Suddenly the bird ceased to be articulate and started to scream. A small shrill human voice said, "Mynah!" and then added something in a language that Will did not understand. There was a sound of footsteps on dry leaves. Then a little cry of alarm. Then silence. Will opened his eyes and saw two exquisite children looking down at him, their eyes wide with astonishment and a fascinated horror. The smaller of them was a tiny boy of five, perhaps, or six, dressed only in a green loincloth. Beside him, carrying a basket of fruit on her head, stood a little girl some four or five years older. She wore a full crimson skirt that reached almost to her ankles; but above the waist she was naked. In the sunlight her skin glowed like pale copper flushed with rose. Will looked from one child to the other. How beautiful they were, and how faultless, how extraordinarily elegant! Like two little thoroughbreds. A round and sturdy thoroughbred, with a face like a cherub's-that was the boy. And the girl was another kind of thoroughbred, fine-drawn, with a rather long, grave little face framed between braids of dark hair.

There was another burst of screaming. On its perch in the dead tree the bird was turning nervously this way and that; then, with a final screech, it dived into the air. Without taking her eyes from Will's face, the girl held out her hand invitingly. The bird fluttered, settled, flapped wildly, found its balance, then folded its wings and immediately started to hiccup. Will looked on without surprise. Anything was possible now-anything. Even talking birds that would perch on a child's finger. Will tried to smile at them; but his lips were still trembling, and what was meant to be a sign of friendliness must have seemed like a frightening grimace.

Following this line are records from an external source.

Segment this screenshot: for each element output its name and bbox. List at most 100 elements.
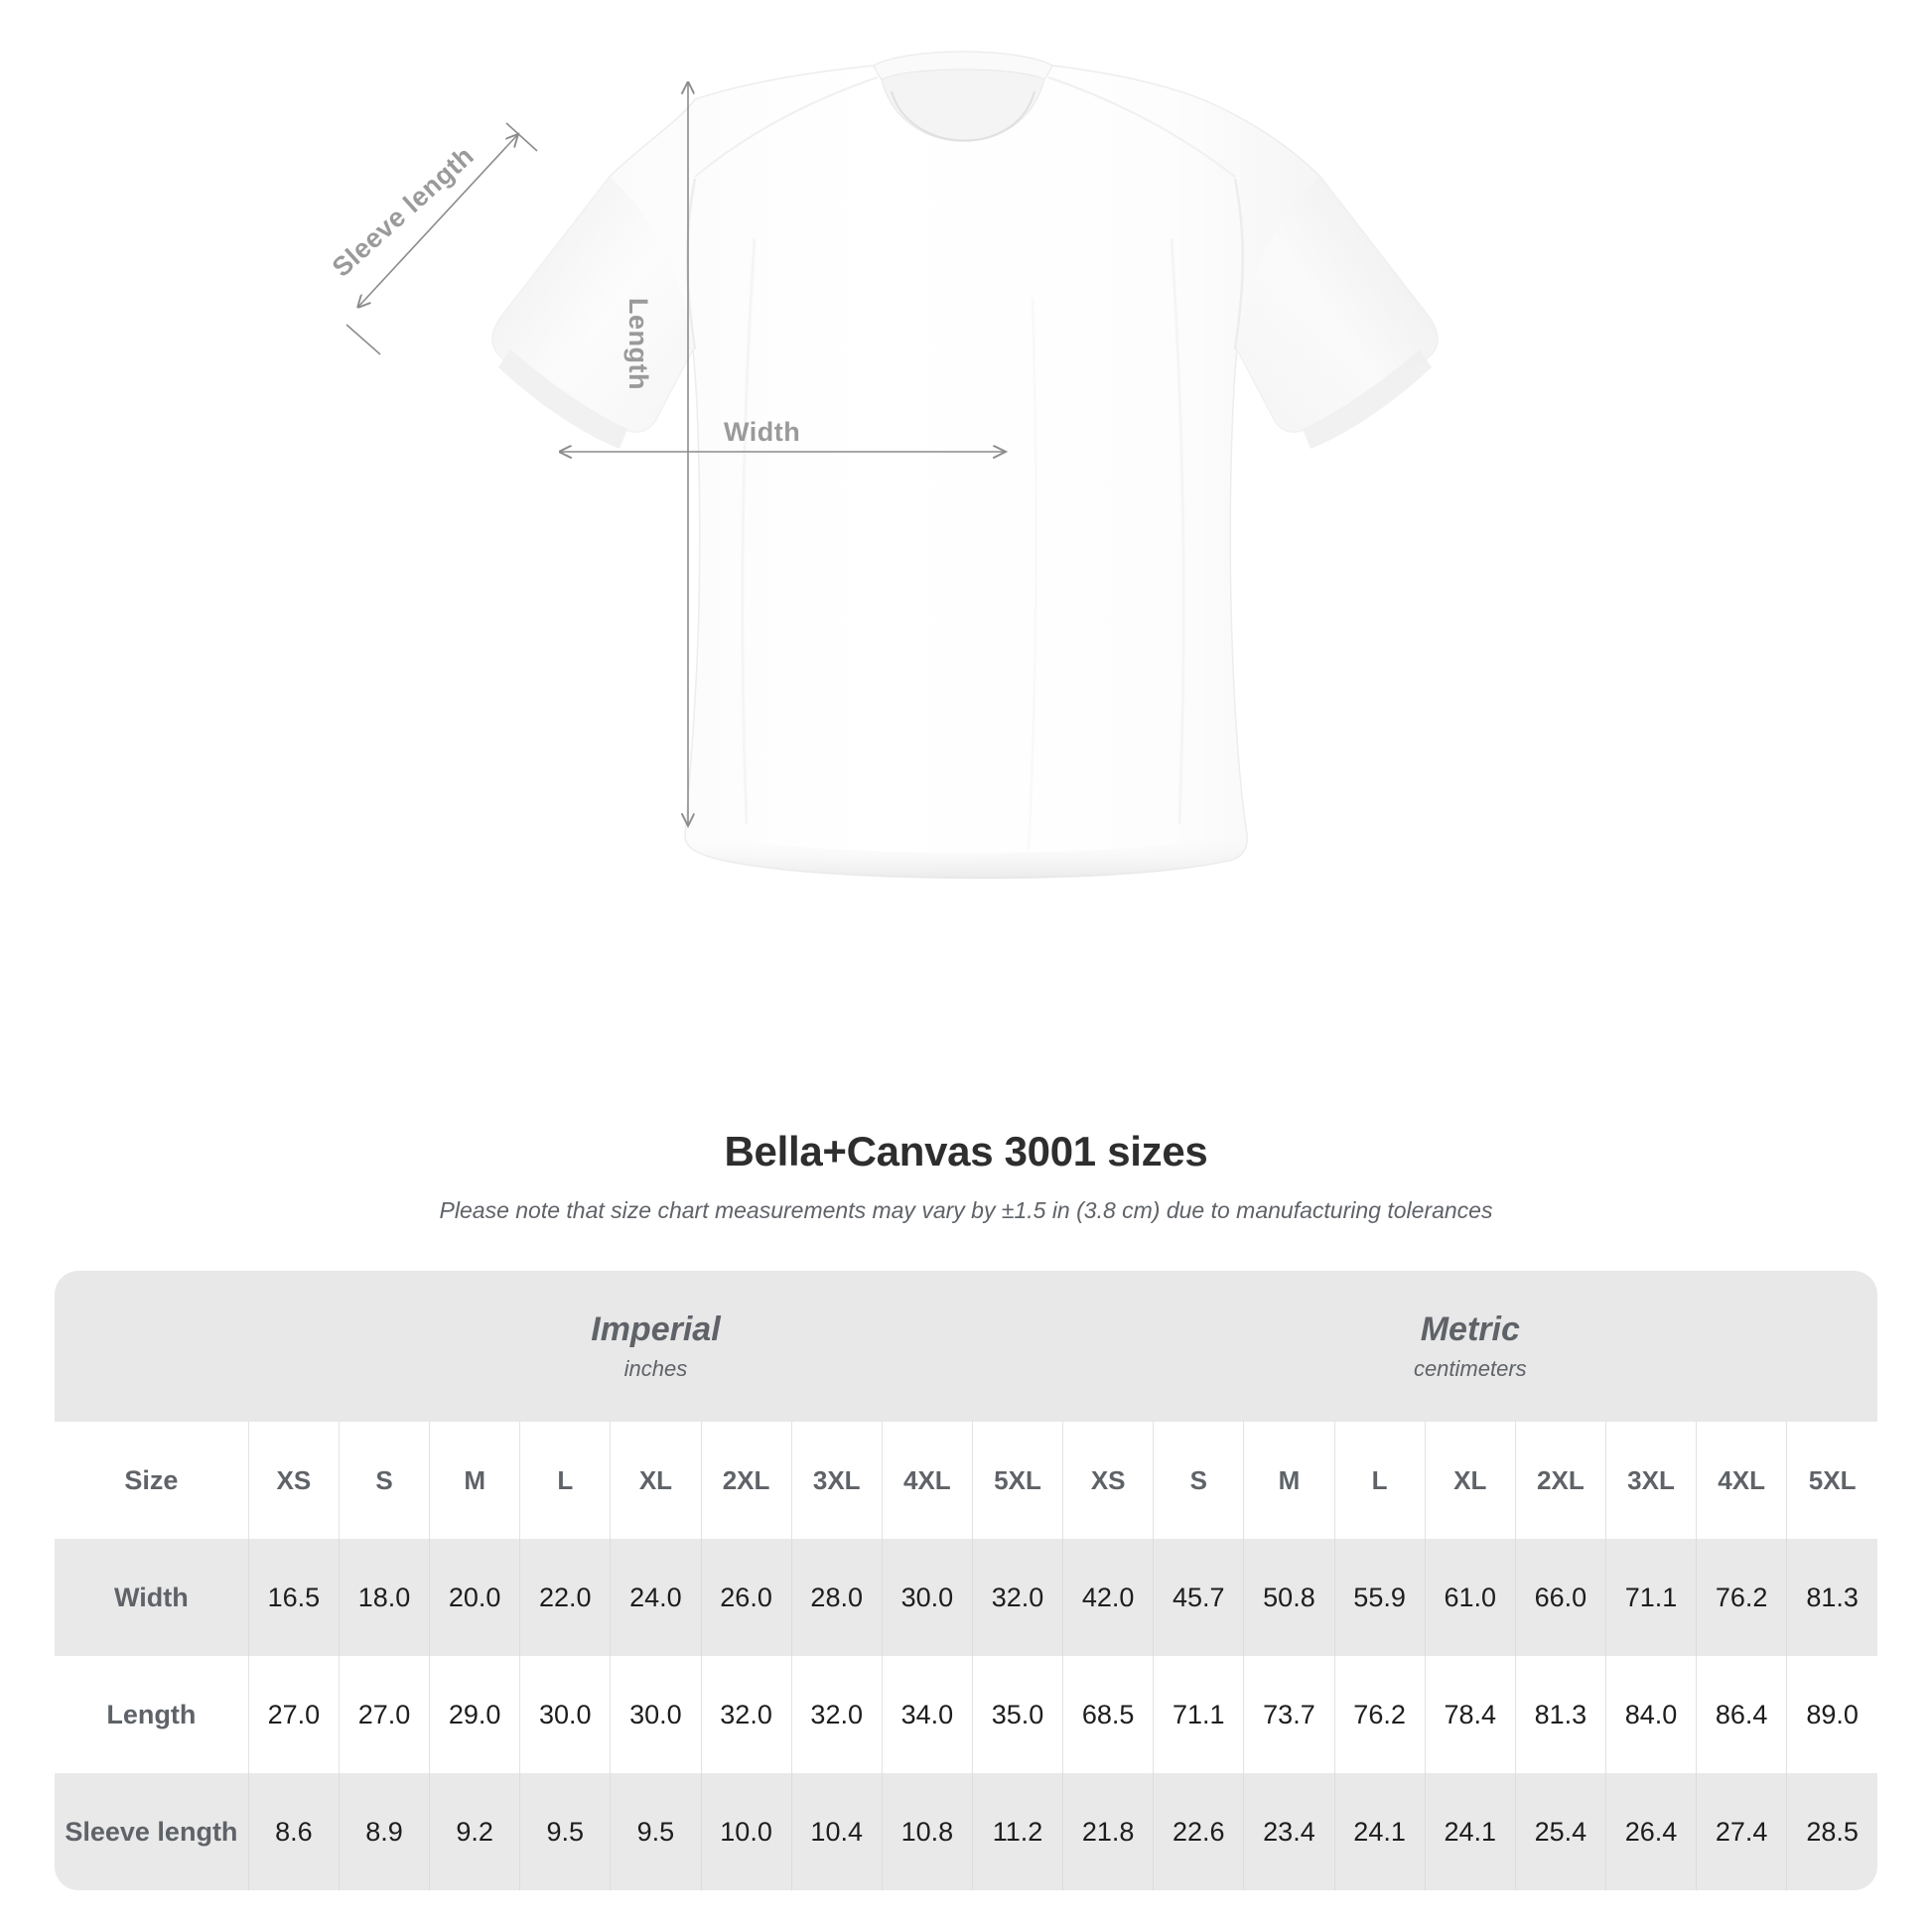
table-cell: 28.5 [1786,1773,1877,1890]
table-cell: 32.0 [971,1539,1063,1656]
table-cell: 45.7 [1153,1539,1244,1656]
table-cell: 81.3 [1514,1656,1606,1773]
fabric-fold-2 [1170,237,1185,825]
tolerance-note: Please note that size chart measurements… [439,1197,1493,1223]
row-label: Width [55,1539,249,1656]
table-row: Length 27.0 27.0 29.0 30.0 30.0 32.0 32.0 34.0 35… [55,1656,1877,1773]
size-header-cell-l-metric: L [1333,1422,1426,1539]
size-header-label: Size [55,1422,249,1539]
size-header-cell-m-imperial: M [429,1422,520,1539]
table-cell: 22.0 [519,1539,611,1656]
size-header-row: Size XS S M L XL 2XL 3XL 4XL 5XL XS S M L XL 2XL 3XL 4XL 5… [55,1422,1877,1539]
size-header-cell-3xl-metric: 3XL [1604,1422,1697,1539]
table-row: Width 16.5 18.0 20.0 22.0 24.0 26.0 28.0 30.0 32.… [55,1539,1877,1656]
unit-group-subtitle: centimeters [1413,1356,1527,1381]
table-cell: 76.2 [1333,1656,1426,1773]
right-armhole-seam [1233,178,1245,350]
right-shoulder-seam [1047,76,1236,178]
table-cell: 76.2 [1696,1539,1787,1656]
table-cell: 25.4 [1514,1773,1606,1890]
table-cell: 32.0 [790,1656,883,1773]
left-shoulder-seam [694,76,879,178]
table-cell: 71.1 [1604,1539,1697,1656]
table-cell: 10.8 [881,1773,973,1890]
table-cell: 9.2 [429,1773,520,1890]
sleeve-ext-upper [505,122,538,152]
size-header-cell-4xl-imperial: 4XL [881,1422,973,1539]
unit-group-name: Metric [1420,1311,1520,1348]
table-cell: 16.5 [247,1539,340,1656]
fabric-fold-3 [1027,297,1037,851]
size-header-cell-2xl-imperial: 2XL [700,1422,792,1539]
sleeve-ext-lower [345,324,381,355]
dimension-lines [345,81,1006,826]
table-cell: 66.0 [1514,1539,1606,1656]
collar-seam [891,90,1035,142]
table-cell: 50.8 [1243,1539,1335,1656]
table-cell: 24.1 [1333,1773,1426,1890]
size-chart-table: Imperial inches Metric centimeters Size XS S M L… [55,1271,1877,1890]
tshirt-illustration: Sleeve length Length Width [327,51,1439,880]
size-header-cell-m-metric: M [1243,1422,1335,1539]
table-cell: 34.0 [881,1656,973,1773]
right-sleeve [1237,177,1438,432]
table-cell: 73.7 [1243,1656,1335,1773]
table-cell: 89.0 [1786,1656,1877,1773]
table-cell: 27.4 [1696,1773,1787,1890]
left-sleeve [492,177,693,432]
size-header-cell-xs-metric: XS [1062,1422,1154,1539]
neck-opening [881,69,1045,142]
unit-header-corner [55,1271,249,1422]
table-cell: 30.0 [881,1539,973,1656]
table-cell: 24.1 [1424,1773,1516,1890]
size-header-cell-xl-imperial: XL [610,1422,701,1539]
table-cell: 27.0 [338,1656,430,1773]
table-cell: 32.0 [700,1656,792,1773]
size-header-cell-5xl-imperial: 5XL [971,1422,1063,1539]
table-cell: 81.3 [1786,1539,1877,1656]
size-header-cell-xl-metric: XL [1424,1422,1516,1539]
width-label: Width [724,417,801,447]
table-cell: 35.0 [971,1656,1063,1773]
fabric-fold-1 [741,237,757,825]
bottom-hem [684,828,1248,880]
unit-group-header: Metric centimeters [1062,1271,1877,1422]
table-cell: 10.0 [700,1773,792,1890]
table-row: Sleeve length 8.6 8.9 9.2 9.5 9.5 10.0 10.4 10.8… [55,1773,1877,1890]
unit-group-name: Imperial [591,1311,721,1348]
size-header-cell-2xl-metric: 2XL [1514,1422,1606,1539]
table-cell: 78.4 [1424,1656,1516,1773]
size-header-cell-s-metric: S [1153,1422,1244,1539]
caption-block: Bella+Canvas 3001 sizes Please note that… [0,1128,1932,1224]
table-cell: 20.0 [429,1539,520,1656]
unit-group-subtitle: inches [623,1356,688,1381]
table-cell: 42.0 [1062,1539,1154,1656]
table-cell: 26.0 [700,1539,792,1656]
table-cell: 29.0 [429,1656,520,1773]
table-cell: 61.0 [1424,1539,1516,1656]
table-cell: 22.6 [1153,1773,1244,1890]
table-cell: 9.5 [610,1773,701,1890]
table-cell: 11.2 [971,1773,1063,1890]
table-cell: 71.1 [1153,1656,1244,1773]
size-header-cell-l-imperial: L [519,1422,611,1539]
table-cell: 9.5 [519,1773,611,1890]
size-chart-table-wrapper: Imperial inches Metric centimeters Size XS S M L… [55,1271,1877,1890]
table-cell: 10.4 [790,1773,883,1890]
table-cell: 27.0 [247,1656,340,1773]
size-header-cell-s-imperial: S [338,1422,430,1539]
table-cell: 55.9 [1333,1539,1426,1656]
size-header-cell-5xl-metric: 5XL [1786,1422,1877,1539]
unit-group-header: Imperial inches [248,1271,1063,1422]
tshirt-garment [491,51,1439,880]
row-label: Length [55,1656,249,1773]
table-cell: 30.0 [610,1656,701,1773]
size-header-cell-4xl-metric: 4XL [1696,1422,1787,1539]
table-cell: 84.0 [1604,1656,1697,1773]
table-cell: 23.4 [1243,1773,1335,1890]
tshirt-body-path [491,65,1439,880]
table-cell: 26.4 [1604,1773,1697,1890]
table-cell: 8.9 [338,1773,430,1890]
table-cell: 86.4 [1696,1656,1787,1773]
page-title: Bella+Canvas 3001 sizes [724,1128,1208,1174]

The little boy took cover behind his sister.

The bird stopped hiccuping and began to repeat a word that Will did not understand. "Runa"-was that it? No, "karuna," Definitely "karuna."

He raised a trembling hand and pointed at the fruit in the round basket. Mangoes, bananas . . . His dry mouth was watering.

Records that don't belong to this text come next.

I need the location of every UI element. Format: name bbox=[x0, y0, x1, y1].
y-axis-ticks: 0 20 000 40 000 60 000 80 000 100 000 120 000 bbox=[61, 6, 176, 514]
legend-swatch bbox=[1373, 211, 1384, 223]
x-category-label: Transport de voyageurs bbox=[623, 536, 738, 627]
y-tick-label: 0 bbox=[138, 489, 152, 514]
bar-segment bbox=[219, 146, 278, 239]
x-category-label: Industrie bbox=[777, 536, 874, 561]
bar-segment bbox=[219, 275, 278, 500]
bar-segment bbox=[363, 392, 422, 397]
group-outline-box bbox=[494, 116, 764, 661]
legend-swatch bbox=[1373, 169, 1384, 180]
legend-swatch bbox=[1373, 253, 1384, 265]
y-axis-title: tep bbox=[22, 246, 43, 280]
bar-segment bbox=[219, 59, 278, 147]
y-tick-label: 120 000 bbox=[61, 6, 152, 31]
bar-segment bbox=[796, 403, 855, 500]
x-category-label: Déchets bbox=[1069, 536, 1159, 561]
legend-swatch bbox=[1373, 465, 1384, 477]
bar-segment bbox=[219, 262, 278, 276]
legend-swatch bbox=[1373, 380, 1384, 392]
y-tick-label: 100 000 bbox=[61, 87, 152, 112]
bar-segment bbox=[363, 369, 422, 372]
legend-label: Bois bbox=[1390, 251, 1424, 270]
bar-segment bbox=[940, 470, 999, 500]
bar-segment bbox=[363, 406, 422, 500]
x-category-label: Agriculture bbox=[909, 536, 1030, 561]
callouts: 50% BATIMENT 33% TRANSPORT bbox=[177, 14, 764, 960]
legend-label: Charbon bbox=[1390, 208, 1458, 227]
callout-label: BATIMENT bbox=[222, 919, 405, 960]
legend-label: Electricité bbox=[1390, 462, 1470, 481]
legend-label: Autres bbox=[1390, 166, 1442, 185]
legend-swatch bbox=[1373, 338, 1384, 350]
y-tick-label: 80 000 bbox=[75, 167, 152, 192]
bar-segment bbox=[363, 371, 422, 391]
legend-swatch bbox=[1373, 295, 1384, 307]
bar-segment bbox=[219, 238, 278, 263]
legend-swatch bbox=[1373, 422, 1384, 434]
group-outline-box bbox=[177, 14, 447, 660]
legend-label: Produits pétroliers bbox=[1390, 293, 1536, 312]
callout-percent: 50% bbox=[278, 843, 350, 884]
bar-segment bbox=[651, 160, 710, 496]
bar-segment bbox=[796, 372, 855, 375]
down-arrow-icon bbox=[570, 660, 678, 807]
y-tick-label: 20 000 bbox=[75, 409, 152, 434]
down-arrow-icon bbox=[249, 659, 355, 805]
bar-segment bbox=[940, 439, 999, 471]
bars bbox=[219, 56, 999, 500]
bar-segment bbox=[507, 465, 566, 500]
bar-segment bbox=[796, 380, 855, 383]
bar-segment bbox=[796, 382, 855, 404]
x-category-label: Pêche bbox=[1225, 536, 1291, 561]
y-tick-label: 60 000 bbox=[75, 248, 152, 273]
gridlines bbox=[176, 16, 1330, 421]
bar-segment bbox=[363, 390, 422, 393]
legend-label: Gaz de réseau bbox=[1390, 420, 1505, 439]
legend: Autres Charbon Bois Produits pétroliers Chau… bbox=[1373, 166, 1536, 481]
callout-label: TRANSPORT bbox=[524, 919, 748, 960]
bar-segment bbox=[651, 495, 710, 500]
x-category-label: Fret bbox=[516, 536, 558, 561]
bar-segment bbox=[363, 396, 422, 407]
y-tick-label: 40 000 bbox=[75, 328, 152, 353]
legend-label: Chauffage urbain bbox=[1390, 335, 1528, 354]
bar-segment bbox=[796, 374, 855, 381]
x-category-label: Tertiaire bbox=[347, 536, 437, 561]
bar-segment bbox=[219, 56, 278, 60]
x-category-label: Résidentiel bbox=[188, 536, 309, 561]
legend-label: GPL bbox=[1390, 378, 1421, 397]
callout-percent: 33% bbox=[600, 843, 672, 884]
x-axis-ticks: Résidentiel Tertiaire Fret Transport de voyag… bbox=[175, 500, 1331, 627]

"Hungry," he said. Then, feeling that in these exotic circumstances the child might understand him better if he put on an imitation of a musical-comedy Chinaman, "Me velly hungry," he elaborated.

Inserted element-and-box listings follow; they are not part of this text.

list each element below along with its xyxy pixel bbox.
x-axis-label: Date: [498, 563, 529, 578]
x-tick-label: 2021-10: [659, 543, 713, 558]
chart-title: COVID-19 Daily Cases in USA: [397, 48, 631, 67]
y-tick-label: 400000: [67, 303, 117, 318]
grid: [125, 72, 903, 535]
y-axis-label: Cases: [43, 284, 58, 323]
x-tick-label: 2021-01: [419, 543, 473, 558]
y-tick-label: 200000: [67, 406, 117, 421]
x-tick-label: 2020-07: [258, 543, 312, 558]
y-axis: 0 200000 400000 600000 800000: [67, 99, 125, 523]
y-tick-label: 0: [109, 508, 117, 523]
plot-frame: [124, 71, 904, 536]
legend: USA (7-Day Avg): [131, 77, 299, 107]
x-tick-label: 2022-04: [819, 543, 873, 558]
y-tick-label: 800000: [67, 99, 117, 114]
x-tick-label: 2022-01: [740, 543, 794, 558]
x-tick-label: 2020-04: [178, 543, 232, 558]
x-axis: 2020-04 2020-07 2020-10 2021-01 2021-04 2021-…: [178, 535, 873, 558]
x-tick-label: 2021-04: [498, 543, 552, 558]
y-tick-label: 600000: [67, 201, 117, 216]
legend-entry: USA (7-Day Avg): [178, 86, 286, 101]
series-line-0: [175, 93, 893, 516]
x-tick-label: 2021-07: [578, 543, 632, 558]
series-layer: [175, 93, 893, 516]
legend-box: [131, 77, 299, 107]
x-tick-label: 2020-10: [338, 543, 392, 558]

"Do you want to eat?" the child asked in perfect English.

"Yes-eat," he repeated, "eat."

"Fly away, mynah!" She shook her hand. The bird uttered a protesting squawk and returned to its perch on the dead tree. Lifting her thin little arms in a gesture that was like a dancer's, the child raised the basket from her head, then lowered it to the ground. She selected a banana, peeled it and, torn between fear and compassion, advanced towards the stranger. In his incomprehensible language the little boy uttered a cry of warning and clutched at her skirt. With a reassuring word, the girl halted, well out of danger, and held up the fruit.